To boost a weak economy the Fed's tool of choice is lower interest rates. Bernanke has already cut the Fed Rate down to 3% and it's done no good. That leaves him a paltry 3 percentage-point bullets left in his gun before he hits the penultimate shot -- 0%. After that he'll have to pay people to borrow money.

I warned a full two years ago that we were heading straight into stagnation -- the worst of inflation joined at the hip with the worst of a weak economy. Prices go up and up. Wages stagnate or even drop -- a vicious cycle -- a self-replicating monster, once loose, takes on an voracious life of its own, consuming businesses, investments, jobs and lives.

The next President will, on inauguration day, be handed the worst domestic economy since Franklin Roosevelt took office in January 1933. As then the next President will have to deal with a banking industry in full meltdown, a tanking stock market, rising unemployment and the maelstrom of social welfare burdens that inevitably materialize out of such a crisis. A tired nation will turn to Washington for help -- citizens will turn to the next President for help.

Which brings me back to the war in Iraq. Recognition by the Presidential candidates of the true state of the economy would require they end this disasterous war of choice, and to do so as quickly as humanly and tactically possible.
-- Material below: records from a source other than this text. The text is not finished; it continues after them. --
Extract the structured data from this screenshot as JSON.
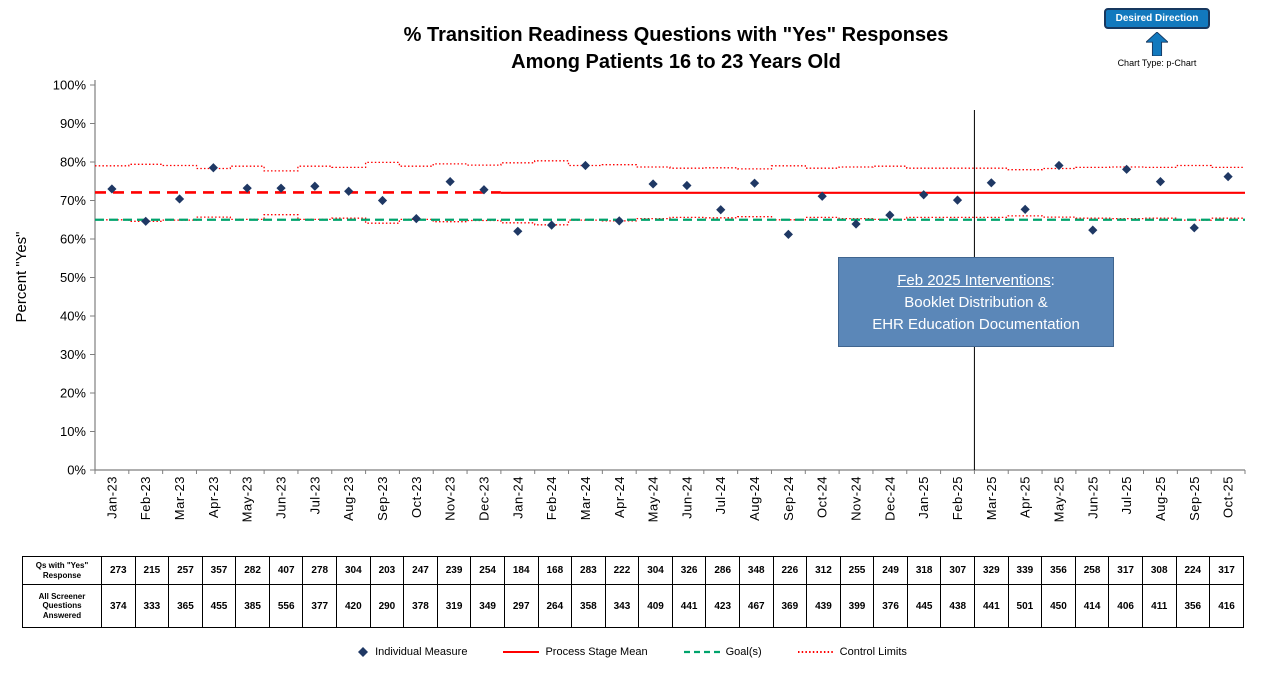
{
  "header": {
    "title_line1": "% Transition Readiness Questions with \"Yes\" Responses",
    "title_line2": "Among Patients 16 to 23 Years Old",
    "desired_direction_label": "Desired Direction",
    "desired_direction_color": "#1279BE",
    "chart_type_label": "Chart Type: p-Chart"
  },
  "y_axis": {
    "label": "Percent \"Yes\"",
    "ticks": [
      "0%",
      "10%",
      "20%",
      "30%",
      "40%",
      "50%",
      "60%",
      "70%",
      "80%",
      "90%",
      "100%"
    ]
  },
  "chart_data": {
    "type": "line",
    "subtype": "p-control-chart",
    "title": "% Transition Readiness Questions with \"Yes\" Responses Among Patients 16 to 23 Years Old",
    "xlabel": "",
    "ylabel": "Percent \"Yes\"",
    "ylim": [
      0,
      100
    ],
    "grid": false,
    "legend_position": "bottom",
    "categories": [
      "Jan-23",
      "Feb-23",
      "Mar-23",
      "Apr-23",
      "May-23",
      "Jun-23",
      "Jul-23",
      "Aug-23",
      "Sep-23",
      "Oct-23",
      "Nov-23",
      "Dec-23",
      "Jan-24",
      "Feb-24",
      "Mar-24",
      "Apr-24",
      "May-24",
      "Jun-24",
      "Jul-24",
      "Aug-24",
      "Sep-24",
      "Oct-24",
      "Nov-24",
      "Dec-24",
      "Jan-25",
      "Feb-25",
      "Mar-25",
      "Apr-25",
      "May-25",
      "Jun-25",
      "Jul-25",
      "Aug-25",
      "Sep-25",
      "Oct-25"
    ],
    "series": [
      {
        "name": "Individual Measure",
        "type": "scatter",
        "marker": "diamond",
        "color": "#1F3864",
        "values": [
          73.0,
          64.6,
          70.4,
          78.5,
          73.2,
          73.2,
          73.7,
          72.4,
          70.0,
          65.3,
          74.9,
          72.8,
          62.0,
          63.6,
          79.1,
          64.7,
          74.3,
          73.9,
          67.6,
          74.5,
          61.2,
          71.1,
          63.9,
          66.2,
          71.5,
          70.1,
          74.6,
          67.7,
          79.1,
          62.3,
          78.1,
          74.9,
          62.9,
          76.2
        ]
      }
    ],
    "numerators": [
      273,
      215,
      257,
      357,
      282,
      407,
      278,
      304,
      203,
      247,
      239,
      254,
      184,
      168,
      283,
      222,
      304,
      326,
      286,
      348,
      226,
      312,
      255,
      249,
      318,
      307,
      329,
      339,
      356,
      258,
      317,
      308,
      224,
      317
    ],
    "denominators": [
      374,
      333,
      365,
      455,
      385,
      556,
      377,
      420,
      290,
      378,
      319,
      349,
      297,
      264,
      358,
      343,
      409,
      441,
      423,
      467,
      369,
      439,
      399,
      376,
      445,
      438,
      441,
      501,
      450,
      414,
      406,
      411,
      356,
      416
    ],
    "mean_color": "#FF0000",
    "process_stages": [
      {
        "name": "Process Stage Mean (baseline)",
        "start_index": 0,
        "end_index": 11,
        "mean": 72.1,
        "line_style": "dashed"
      },
      {
        "name": "Process Stage Mean (current)",
        "start_index": 12,
        "end_index": 33,
        "mean": 72.0,
        "line_style": "solid"
      }
    ],
    "goal": {
      "label": "Goal(s)",
      "value": 65,
      "color": "#00A36C"
    },
    "control_limits": {
      "label": "Control Limits",
      "color": "#FF0000",
      "upper": [
        79.0,
        79.4,
        79.1,
        78.3,
        78.9,
        77.7,
        78.9,
        78.6,
        79.9,
        78.9,
        79.5,
        79.2,
        79.8,
        80.3,
        79.1,
        79.3,
        78.7,
        78.4,
        78.5,
        78.2,
        79.0,
        78.4,
        78.7,
        78.9,
        78.4,
        78.4,
        78.4,
        78.0,
        78.3,
        78.6,
        78.7,
        78.6,
        79.1,
        78.6
      ],
      "lower": [
        65.0,
        64.6,
        64.9,
        65.7,
        65.1,
        66.3,
        65.1,
        65.4,
        64.1,
        65.1,
        64.5,
        64.8,
        64.2,
        63.7,
        64.9,
        64.7,
        65.3,
        65.6,
        65.5,
        65.8,
        65.0,
        65.6,
        65.3,
        65.1,
        65.6,
        65.6,
        65.6,
        66.0,
        65.7,
        65.4,
        65.3,
        65.4,
        64.9,
        65.4
      ]
    }
  },
  "intervention_line": {
    "after_category": "Feb-25",
    "boundary_index": 26
  },
  "annotation": {
    "line1": "Feb 2025 Interventions",
    "line1_suffix": ":",
    "line2": "Booklet Distribution &",
    "line3": "EHR Education Documentation",
    "bg_color": "#5B87B8"
  },
  "table": {
    "rows": [
      {
        "label": "Qs with \"Yes\" Response",
        "values": [
          273,
          215,
          257,
          357,
          282,
          407,
          278,
          304,
          203,
          247,
          239,
          254,
          184,
          168,
          283,
          222,
          304,
          326,
          286,
          348,
          226,
          312,
          255,
          249,
          318,
          307,
          329,
          339,
          356,
          258,
          317,
          308,
          224,
          317
        ]
      },
      {
        "label": "All Screener Questions Answered",
        "values": [
          374,
          333,
          365,
          455,
          385,
          556,
          377,
          420,
          290,
          378,
          319,
          349,
          297,
          264,
          358,
          343,
          409,
          441,
          423,
          467,
          369,
          439,
          399,
          376,
          445,
          438,
          441,
          501,
          450,
          414,
          406,
          411,
          356,
          416
        ]
      }
    ]
  },
  "legend": {
    "items": [
      {
        "label": "Individual Measure",
        "marker": "diamond",
        "color": "#1F3864"
      },
      {
        "label": "Process Stage Mean",
        "marker": "solid-line",
        "color": "#FF0000"
      },
      {
        "label": "Goal(s)",
        "marker": "dashed-line",
        "color": "#00A36C"
      },
      {
        "label": "Control Limits",
        "marker": "dotted-line",
        "color": "#FF0000"
      }
    ]
  }
}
Because there is simply no way we could afford to continue wasting nearly $12 billion a month -- every red dime of which is borrowed money -- to do for Iraqis what we can nolonger afford to do for American taxpayers themselves. (More facts on the cost of the war here.)

Things like:

- Repairing Iraqi infrastructure while America's infrastructure crumbles.

- Building and funding schools for Iraqi children while states cut education spending here at home.

- Training doctors and building hospitals and clinics for Iraqs 27 million citizens while twice that many American's go without health coverage.

The candidate for President who does not make that argument -- and make it the central pillar of their campaign -- deserves to lose this election. Even paleo-conservatives understand that charity begins at home. That you don't starve your own family to fund someone else's family and somehow argue that you are protecting your own family in the process.

That's just nuts.

It's long past time to start talking turkey on the campaign trail about both the economy and the war and how they are really the same subject. They are Siamese twins, joined at the national wallet. If either is to be save, they must be quickly separated.

If Iraq survives the operation it will be because the Iraqis nursed their nation back to normalcy -- or at least what normalcy goes for in that part of the world.

Our concern must be to see that the US survives. That our own people have jobs, good schools, good teachers, affordable healthcare and the restored and modernized infrastructure that will be required if US is to productive and competitive in the decades ahead.

A candidate who refuses to take that stand, aggressively and honestly, will reign over the mother of all economic and social meltdowns. And will share future encyclopedia entries alongside the likes of Herbert Hoover.

"The public, fortunately, doesn't understand how bad the situation is. If it did, we might have a real panic on our hands."